Short-handed Griffins fall in straight sets to Huskies

MacEwan's Daylan Andison goes up for a spin serve on Friday night (Derek Elvin/Electric Umbrella photo).
MacEwan's Daylan Andison goes up for a spin serve on Friday night (Derek Elvin/Electric Umbrella photo).

Jefferson Hagen
MacEwan Athletics

SASKATOON, Sask. – When it rains, it pours.

Already without captain and top player Jefferson Morrow – who didn't make the trip due to an injury – the short-handed MacEwan Griffins then lost starting setter Alexander Lyndon after he was hit in the face by a ball in the first set on Friday night.

While he returned to the game in Set 2 after some repairs, momentum was squarely in the Saskatchewan Huskies' favour and they rolled to the finish line, handing the Griffins a straight-sets defeat in Canada West men's volleyball action (25-16, 25-17, 25-23).

"They're just a good team," said MacEwan head coach Brad Poplawski. "They beat U of A last week and they're very strong. They're big, they're physical and they do a lot of stuff well. They stressed a lot of parts of our game."

After the Griffins started slowly in Set 1, going down 4-0, they clawed back to take an 8-6 lead before Lyndon's injury seemed to take some wind out of their sails.

"Mason (Natras) came off the bench and did some good stuff setting, but it's kind of a momentum point when you take a ball that hard," said Poplawski. "They kind of rode that momentum a little bit. We were playing with them for a bit and then just got stuck in one rotation."

Set 2 was a repeat where the Griffins got stuck in a tough rotation and couldn't get out of the washing machine.

Finally, in Set 3, MacEwan showed glimpses of being able to go toe-to-toe with the Huskies, taking a 20-18 lead before faltering on the clutch points to lose by two.

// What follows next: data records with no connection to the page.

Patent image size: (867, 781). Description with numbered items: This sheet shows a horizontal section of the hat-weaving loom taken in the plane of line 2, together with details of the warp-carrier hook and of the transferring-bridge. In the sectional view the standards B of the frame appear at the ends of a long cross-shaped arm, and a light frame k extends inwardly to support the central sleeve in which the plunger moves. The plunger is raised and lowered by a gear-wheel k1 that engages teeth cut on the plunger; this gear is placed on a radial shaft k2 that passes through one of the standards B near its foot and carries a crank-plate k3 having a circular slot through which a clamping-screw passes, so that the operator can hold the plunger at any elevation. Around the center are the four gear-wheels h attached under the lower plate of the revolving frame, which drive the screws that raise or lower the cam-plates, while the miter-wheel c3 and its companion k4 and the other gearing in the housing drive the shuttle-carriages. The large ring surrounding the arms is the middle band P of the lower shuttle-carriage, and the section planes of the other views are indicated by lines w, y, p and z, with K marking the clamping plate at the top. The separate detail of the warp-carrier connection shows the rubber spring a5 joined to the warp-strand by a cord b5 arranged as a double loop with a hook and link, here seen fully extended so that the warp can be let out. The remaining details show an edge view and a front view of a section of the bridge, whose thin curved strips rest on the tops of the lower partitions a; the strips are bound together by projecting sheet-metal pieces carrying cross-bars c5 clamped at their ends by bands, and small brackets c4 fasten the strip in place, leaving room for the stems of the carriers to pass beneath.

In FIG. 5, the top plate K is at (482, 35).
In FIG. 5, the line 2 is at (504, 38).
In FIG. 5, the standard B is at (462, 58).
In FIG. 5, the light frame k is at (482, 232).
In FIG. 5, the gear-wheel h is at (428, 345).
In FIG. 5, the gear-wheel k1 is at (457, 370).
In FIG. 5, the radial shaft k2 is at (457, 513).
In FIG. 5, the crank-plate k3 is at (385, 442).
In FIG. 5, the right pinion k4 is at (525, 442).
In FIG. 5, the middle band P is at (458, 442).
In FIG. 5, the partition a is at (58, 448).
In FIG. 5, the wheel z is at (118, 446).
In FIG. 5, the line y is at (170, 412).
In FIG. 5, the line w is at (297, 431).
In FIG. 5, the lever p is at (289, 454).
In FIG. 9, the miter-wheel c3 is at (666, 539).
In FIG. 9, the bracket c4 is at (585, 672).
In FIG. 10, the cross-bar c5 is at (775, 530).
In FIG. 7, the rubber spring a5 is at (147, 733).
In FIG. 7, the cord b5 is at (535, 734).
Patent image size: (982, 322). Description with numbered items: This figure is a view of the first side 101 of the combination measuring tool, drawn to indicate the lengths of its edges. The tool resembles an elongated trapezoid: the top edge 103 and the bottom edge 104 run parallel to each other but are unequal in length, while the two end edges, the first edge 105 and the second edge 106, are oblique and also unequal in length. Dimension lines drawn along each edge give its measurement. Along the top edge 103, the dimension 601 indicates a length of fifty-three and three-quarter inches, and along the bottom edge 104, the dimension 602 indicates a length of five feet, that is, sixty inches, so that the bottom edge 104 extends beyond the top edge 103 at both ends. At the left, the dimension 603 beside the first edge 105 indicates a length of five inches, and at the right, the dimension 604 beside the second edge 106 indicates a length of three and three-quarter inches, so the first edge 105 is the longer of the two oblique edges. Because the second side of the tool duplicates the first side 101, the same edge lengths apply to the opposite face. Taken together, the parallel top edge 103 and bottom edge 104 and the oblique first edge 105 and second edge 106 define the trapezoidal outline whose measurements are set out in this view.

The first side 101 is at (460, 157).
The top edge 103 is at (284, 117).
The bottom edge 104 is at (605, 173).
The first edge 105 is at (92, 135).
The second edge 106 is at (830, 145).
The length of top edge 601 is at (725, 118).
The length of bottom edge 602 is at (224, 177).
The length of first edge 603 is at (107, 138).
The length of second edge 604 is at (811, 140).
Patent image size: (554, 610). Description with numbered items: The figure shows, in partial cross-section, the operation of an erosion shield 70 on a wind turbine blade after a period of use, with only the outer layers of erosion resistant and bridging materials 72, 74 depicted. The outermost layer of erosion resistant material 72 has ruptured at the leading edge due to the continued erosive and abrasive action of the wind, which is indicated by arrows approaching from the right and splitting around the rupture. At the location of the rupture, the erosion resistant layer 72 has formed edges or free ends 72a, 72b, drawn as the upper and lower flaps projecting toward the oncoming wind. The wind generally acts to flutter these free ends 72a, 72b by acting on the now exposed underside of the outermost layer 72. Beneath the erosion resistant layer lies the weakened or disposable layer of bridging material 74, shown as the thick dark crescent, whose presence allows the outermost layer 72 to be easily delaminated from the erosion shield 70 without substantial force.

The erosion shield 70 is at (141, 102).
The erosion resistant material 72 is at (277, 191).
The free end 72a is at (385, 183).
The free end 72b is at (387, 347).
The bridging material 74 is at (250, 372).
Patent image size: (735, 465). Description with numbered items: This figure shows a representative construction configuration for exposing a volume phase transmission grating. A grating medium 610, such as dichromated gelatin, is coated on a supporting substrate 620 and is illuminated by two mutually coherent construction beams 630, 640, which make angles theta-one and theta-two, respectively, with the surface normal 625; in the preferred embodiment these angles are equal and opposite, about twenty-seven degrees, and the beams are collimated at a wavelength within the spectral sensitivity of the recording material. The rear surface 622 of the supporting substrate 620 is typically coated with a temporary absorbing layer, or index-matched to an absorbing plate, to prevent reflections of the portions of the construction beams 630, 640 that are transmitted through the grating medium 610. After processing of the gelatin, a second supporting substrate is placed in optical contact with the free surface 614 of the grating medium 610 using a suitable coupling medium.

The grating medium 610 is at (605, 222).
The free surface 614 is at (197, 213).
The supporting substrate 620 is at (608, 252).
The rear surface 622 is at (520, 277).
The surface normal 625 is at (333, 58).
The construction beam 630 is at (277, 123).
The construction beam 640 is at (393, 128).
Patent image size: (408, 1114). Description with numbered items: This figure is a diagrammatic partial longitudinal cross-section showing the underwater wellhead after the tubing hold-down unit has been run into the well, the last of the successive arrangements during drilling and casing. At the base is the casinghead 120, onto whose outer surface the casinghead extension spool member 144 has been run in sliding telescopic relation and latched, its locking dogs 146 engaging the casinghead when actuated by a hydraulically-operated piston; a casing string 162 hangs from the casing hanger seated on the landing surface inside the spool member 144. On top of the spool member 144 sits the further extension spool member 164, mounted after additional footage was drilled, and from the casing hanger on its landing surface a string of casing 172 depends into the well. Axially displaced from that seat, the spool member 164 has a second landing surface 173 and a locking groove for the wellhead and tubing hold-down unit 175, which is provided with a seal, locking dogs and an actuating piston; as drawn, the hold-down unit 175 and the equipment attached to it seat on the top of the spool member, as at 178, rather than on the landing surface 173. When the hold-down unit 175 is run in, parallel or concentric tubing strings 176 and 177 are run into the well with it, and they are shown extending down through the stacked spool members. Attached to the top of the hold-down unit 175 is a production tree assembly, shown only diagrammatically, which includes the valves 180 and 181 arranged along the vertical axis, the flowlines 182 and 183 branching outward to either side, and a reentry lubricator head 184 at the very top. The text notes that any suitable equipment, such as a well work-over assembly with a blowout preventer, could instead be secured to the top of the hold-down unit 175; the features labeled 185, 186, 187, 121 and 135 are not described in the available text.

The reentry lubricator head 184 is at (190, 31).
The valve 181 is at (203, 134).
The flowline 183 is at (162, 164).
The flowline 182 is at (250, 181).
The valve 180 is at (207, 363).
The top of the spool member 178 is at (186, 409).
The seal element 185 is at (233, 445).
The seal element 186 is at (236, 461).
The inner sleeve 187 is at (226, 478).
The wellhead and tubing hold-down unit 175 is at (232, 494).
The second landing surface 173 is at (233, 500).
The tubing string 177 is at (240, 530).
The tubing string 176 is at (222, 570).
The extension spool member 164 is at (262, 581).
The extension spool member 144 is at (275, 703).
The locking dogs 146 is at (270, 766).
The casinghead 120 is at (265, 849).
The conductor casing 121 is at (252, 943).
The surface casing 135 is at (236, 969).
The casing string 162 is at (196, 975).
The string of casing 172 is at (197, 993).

"We just didn't get the side out we needed," said Poplawski. "We showed good fight in the third. I thought our response to things was pretty good today. Sometimes this year, we've maybe let a call go against us and we get down on ourselves and it compounds into two or three errors. I thought today when they were going on runs, we weren't shutting down. We were still communicating and trying. 

"They're a big blocking team and we don't see a block like that all the time in training, so we just have to recalibrate our attack and learn how to score against teams like that."

Nolan Pearce and Alexei Walisser shared the Griffins' lead in kills with six apiece.

Saskatchewan star Dylan Mortensen was the best player on the court, though, with 19 kills, while Noah Opseth had 34 assists for the Huskies.

Daylan Andison and Seth Birkholz got more playing time due to some of MacEwan's injuries and showed flashes of their potential in working all three sets for the Griffins.

"Both guys came in against a strong team and at times it was like 'oh, we've got to learn from that' and other times it was like 'oh, that's really good,' " said Poplawski. 

"I want them to focus on those positives and I want them to keep building on that tomorrow and the rest of the season."

With the result, MacEwan falls to 0-3 in the Canada West standings, while Saskatchewan is now 2-1. The teams will meet again on Saturday in Saskatoon (3 p.m., Canada West TV).